“Before I left Venice, I had returned to you your late, and Mr. Hobhouse’s sheets of Juan. Don’t wait for further answers from me, but address yours to Venice, as usual. I know nothing of my own movements; I may return there in a few days, or not for some time. All this depends on circumstances. I left Mr. Hoppner very well. My daughter Allegra was well too, and is growing pretty; her hair is growing darker, and her eyes are blue. Her temper and her ways, Mr. Hoppner says, are like mine, as well as her features: she will make, in that case, a manageable young lady.
“I have never heard any thing of Ada, the little Electra of Mycenae. But there will come a day of reckoning, even if I should not live to see it.[35] What a long letter I have scribbled! Yours, &c.
“P.S. Here, as in Greece, they strew flowers on the tombs. I saw a quantity of rose-leaves, and entire roses, scattered over the graves at Ferrara.

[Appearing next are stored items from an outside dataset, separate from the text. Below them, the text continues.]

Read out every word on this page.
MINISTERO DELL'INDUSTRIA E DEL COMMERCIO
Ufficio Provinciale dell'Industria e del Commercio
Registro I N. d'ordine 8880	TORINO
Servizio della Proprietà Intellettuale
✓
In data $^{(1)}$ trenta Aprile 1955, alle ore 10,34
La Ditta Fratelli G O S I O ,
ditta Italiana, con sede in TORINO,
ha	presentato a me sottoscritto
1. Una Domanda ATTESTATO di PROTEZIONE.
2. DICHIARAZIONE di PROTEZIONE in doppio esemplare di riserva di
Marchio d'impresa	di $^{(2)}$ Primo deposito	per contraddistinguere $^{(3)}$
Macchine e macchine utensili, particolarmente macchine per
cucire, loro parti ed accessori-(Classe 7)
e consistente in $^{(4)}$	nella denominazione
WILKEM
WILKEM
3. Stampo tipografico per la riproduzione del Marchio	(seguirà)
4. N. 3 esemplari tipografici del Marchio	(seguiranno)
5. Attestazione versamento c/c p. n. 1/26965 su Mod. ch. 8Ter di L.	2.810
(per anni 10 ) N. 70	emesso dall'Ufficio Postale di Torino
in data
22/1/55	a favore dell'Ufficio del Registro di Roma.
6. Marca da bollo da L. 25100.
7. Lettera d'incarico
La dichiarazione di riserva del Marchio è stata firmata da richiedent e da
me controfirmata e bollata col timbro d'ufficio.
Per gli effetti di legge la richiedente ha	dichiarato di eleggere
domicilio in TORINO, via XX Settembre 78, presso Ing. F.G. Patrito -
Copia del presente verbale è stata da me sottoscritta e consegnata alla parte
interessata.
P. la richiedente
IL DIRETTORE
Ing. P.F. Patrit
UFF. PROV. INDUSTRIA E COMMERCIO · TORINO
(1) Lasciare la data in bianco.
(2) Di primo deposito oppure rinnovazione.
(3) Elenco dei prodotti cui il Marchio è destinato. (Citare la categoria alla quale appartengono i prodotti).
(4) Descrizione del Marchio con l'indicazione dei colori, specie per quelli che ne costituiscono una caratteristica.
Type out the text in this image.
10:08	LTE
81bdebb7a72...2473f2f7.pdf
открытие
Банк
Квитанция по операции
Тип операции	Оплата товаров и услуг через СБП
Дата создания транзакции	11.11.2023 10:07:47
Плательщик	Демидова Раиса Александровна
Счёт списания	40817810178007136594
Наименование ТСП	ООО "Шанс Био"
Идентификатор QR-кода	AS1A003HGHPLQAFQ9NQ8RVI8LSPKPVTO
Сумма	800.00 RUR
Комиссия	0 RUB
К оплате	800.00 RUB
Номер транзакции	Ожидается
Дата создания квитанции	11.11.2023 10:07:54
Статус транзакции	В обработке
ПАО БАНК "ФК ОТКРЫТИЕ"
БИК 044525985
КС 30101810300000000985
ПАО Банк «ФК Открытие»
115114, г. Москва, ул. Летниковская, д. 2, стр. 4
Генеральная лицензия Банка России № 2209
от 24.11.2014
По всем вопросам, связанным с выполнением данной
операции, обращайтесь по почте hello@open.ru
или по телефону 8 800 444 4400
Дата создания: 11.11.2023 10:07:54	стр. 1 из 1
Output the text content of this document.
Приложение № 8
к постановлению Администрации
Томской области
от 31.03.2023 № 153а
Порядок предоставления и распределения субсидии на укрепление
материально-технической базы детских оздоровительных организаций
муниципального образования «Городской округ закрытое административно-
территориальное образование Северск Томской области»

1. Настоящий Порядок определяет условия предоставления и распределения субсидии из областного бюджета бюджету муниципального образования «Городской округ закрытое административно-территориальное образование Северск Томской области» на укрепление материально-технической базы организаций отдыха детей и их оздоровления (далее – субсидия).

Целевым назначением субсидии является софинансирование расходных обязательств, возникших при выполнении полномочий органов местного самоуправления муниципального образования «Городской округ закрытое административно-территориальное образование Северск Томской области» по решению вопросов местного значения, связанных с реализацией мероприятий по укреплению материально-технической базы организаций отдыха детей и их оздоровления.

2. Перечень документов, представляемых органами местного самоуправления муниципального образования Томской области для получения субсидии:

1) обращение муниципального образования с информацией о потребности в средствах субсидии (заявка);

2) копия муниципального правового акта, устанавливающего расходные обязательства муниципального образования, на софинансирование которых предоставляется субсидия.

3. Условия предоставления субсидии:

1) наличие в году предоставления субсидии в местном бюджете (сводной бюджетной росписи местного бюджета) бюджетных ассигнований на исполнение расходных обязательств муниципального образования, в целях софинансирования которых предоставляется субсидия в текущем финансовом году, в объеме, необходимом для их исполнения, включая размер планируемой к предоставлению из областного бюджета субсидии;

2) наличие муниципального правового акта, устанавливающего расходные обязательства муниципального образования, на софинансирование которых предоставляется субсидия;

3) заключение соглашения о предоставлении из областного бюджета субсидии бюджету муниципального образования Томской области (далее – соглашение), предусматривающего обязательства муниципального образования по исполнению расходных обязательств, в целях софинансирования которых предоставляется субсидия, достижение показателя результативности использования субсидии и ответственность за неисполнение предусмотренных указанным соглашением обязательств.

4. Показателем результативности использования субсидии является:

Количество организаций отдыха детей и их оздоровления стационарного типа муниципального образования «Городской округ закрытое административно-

It has the most pleasing effect you can imagine.”
[Footnote 34: Though Lord Byron, like most other persons, in writing to different friends, was sometimes led to repeat the same circumstances and thoughts, there is, from the ever ready fertility of his mind, much less of such repetition in his correspondence than in that, perhaps, of any other multifarious letter-writer; and, in the instance before us, where the same facts and reflections are, for the second time, introduced, it is with such new touches, both of thought and expression, as render them, even a second time, interesting;—what is wanting in the novelty of the matter being made up by the new aspect given to it.]
[Footnote 35: There were, in the former edition, both here and in a subsequent letter, some passages reflecting upon the late Sir Samuel Romilly, which, in my anxiety to lay open the workings of Lord Byron’s mind upon a subject in which so much of his happiness and character were involved, I had been induced to retain, though aware of the erroneous impression under which they were written;—the evident morbidness of the feeling that dictated the attack, and the high, stainless reputation of the person assailed, being sufficient, I thought, to neutralise any ill effects such reflections might otherwise have produced. As I find it, however, to be the opinion of all those whose opinions I most respect, that, even with these antidotes, such an attack upon such a man ought not to be left on record, I willingly expunge all trace of it from these pages.]